The paper tackles the challenge of optimizing high-dimensional non-convex functions in Black-Box Optimization (BBO) by proposing Explicit Gradient Learning (EGL), a method that trains a neural network to directly estimate gradients, achieving state-of-the-art results on the COCO test suite and a high-dimensional image generation task.
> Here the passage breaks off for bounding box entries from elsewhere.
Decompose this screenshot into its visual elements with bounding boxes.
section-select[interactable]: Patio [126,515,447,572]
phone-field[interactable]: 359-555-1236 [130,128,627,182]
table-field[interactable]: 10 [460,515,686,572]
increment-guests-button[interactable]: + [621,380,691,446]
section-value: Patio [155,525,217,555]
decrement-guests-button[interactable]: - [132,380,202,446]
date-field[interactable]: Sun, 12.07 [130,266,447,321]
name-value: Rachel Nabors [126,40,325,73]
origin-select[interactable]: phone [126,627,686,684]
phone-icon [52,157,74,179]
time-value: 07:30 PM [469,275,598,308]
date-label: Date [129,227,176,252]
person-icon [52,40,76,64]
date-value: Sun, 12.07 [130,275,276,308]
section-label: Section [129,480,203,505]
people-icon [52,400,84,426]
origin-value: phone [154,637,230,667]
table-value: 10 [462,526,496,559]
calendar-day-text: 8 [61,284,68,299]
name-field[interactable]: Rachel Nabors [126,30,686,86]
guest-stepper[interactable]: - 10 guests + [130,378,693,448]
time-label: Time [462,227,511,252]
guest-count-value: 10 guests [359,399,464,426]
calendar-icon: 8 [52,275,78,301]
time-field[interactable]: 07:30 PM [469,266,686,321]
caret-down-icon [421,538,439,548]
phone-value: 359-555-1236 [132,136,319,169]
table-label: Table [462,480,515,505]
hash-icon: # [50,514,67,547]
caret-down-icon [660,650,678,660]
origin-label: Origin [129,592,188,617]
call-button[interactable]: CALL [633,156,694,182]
Black-Box Optimization (BBO) methods can find optimal policies for systems that interact with complex environments with no analytical representation. As such, they are of interest in many Artificial Intelligence (AI) domains. Yet classical BBO methods fall short in high-dimensional non-convex problems. They are thus often overlooked in real-world AI tasks. Here we present a BBO method, termed Explicit Gradient Learning (EGL), that is designed to optimize high-dimensional ill-behaved functions. We derive EGL by finding weak-spots in methods that fit the objective function with a parametric Neural Network (NN) model and obtain the gradient signal by calculating the parametric gradient. Instead of fitting the function, EGL trains a NN to estimate the objective gradient directly. We prove the convergence of EGL in convex optimization and its robustness in the optimization of integrable functions. We evaluate EGL and achieve state-of-the-art results in two challenging problems: (1) the COCO test suite against an assortment of standard BBO methods; and (2) in a high-dimensional non-convex image generation task.